Weeks after legislators closed out the 2013 session without deciding the fate of Crosswinds Arts and Science School in Woodbury, work continues behind the scenes to keep the multi-district integration program alive in 2013-14.

The East Metro Integration District (EMID) recently asked the two entities that vied this year to take over the building if they'd be willing to manage the school's current operations during the upcoming school year.

The Perpich Center for Arts Education said it would work with EMID to keep the school going while the South Washington County School District declined — not a surprising development given the recent history of what has been an intermittent two-year debate over the future of the arts magnet school.

Debra Kelley, a spokeswoman for Perpich Center, reaffirmed the center's position that Crosswinds is a valuable state asset that should be preserved. Like the Perpich Center, she said, "Crosswinds excels in helping all students achieve — regardless of their ethnicity, social economic status or disability — by teaching in and through the arts."

South Washington County Superintendent Keith Jacobus maintains that the current program does not meet the district's needs, and without the option to repurpose the building, "there is no interest in assuming management or governance of the current program," district spokeswoman Barbara Brown said last week.

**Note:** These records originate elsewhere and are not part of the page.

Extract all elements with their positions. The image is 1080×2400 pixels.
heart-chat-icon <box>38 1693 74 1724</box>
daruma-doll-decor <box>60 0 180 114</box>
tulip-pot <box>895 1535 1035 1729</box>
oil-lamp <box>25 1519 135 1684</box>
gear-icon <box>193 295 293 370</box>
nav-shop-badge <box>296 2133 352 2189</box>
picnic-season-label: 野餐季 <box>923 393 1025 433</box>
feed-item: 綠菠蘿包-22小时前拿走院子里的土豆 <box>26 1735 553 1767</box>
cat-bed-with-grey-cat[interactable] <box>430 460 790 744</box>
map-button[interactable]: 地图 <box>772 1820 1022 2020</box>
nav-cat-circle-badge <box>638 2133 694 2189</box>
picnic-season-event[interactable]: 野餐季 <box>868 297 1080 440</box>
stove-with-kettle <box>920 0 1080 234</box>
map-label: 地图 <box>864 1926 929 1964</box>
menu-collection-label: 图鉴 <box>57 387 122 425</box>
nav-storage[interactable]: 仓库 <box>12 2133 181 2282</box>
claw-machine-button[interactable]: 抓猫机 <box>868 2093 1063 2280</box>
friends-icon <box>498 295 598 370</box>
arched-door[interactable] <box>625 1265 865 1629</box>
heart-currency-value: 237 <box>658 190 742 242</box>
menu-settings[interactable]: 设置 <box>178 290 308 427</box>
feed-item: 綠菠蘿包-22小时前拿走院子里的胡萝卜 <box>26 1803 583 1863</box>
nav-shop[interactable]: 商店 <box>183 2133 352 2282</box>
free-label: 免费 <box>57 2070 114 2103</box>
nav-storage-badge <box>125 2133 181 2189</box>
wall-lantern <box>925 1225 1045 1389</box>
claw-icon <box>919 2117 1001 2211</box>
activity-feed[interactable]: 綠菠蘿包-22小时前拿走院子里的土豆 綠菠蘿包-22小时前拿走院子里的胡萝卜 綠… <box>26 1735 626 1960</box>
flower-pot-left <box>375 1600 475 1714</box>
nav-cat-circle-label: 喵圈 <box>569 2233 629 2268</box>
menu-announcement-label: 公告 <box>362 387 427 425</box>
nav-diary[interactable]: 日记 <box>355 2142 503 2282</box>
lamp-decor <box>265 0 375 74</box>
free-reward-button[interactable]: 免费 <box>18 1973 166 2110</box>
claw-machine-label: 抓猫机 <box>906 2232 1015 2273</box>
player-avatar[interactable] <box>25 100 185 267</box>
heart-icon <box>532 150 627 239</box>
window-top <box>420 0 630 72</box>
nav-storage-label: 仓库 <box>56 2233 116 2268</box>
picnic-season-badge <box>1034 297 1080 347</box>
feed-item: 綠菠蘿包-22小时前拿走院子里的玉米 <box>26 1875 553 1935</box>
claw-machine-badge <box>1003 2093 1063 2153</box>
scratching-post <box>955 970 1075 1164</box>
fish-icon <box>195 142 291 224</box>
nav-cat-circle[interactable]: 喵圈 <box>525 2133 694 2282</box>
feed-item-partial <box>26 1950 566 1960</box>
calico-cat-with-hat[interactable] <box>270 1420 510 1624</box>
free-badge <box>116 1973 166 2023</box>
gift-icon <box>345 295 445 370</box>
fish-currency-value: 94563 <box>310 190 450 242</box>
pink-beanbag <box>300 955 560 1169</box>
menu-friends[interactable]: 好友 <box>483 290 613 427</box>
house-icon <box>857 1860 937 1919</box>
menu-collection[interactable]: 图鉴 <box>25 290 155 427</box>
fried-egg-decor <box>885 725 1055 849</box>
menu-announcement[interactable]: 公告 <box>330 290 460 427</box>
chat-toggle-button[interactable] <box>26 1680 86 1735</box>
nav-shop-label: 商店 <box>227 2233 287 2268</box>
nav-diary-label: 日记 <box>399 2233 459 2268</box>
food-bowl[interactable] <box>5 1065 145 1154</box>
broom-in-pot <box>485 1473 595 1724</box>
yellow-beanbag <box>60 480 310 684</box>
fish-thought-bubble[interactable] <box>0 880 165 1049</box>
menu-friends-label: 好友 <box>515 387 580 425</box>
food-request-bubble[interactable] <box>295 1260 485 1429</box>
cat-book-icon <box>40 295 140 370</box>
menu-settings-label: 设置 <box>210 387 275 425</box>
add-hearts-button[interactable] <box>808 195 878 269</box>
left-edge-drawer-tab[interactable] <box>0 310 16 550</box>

Crosswinds is one of two schools operated by EMID, a multi-district collaborative that promotes the integration of students in St. Paul and its suburbs. Crosswinds houses sixth to 10th grades, and the other facility, Harambee Community School in Maplewood, serves kindergartners to fifth-graders.

Last month, they were put at risk of being shuttered after the Legislature failed to pass an EMID proposal to turn over Crosswinds to the Perpich Center and Harambee to the Roseville School District.

Several House members blamed the Senate, which had a competing bill to transfer Crosswinds to South Washington County but held no hearings on either proposal.

The legislators spoke at a May 29 EMID board meeting during which board members gave preliminary backing to a Roseville plan to manage Harambee in 2013-14, a proposal that's been judged by the state Department of Education to be allowable under state statute.

Crosswinds, as it currently operates, received an impassioned defense during the May 29 meeting from state Rep. Jason Isaacson, DFL-Shoreview. He spoke of his own history as a high school dropout who later thrived when he attended an alternative school.

He also had a blunt message for advocates of a South Washington County takeover of the Crosswinds site, saying the idea that there was a building for sale or that it was "going to be given to another school district just isn't going to happen ... We have the backing of the [House] speaker on that."

Kelley said Perpich Center envisions Crosswinds as a "lab school" for lessons and models that could be used by teachers across the state to help close the achievement gap between white and minority students.

It was unclear early last week just how far the talks between EMID and Perpich Center had progressed.

But state Rep. JoAnn Ward, DFL-Woodbury, who represents the Crosswinds area, said on Tuesday that people still were working and she was hopeful Crosswinds would remain open and "proceed better than ever."

The EMID board's next meeting is set for Wednesday.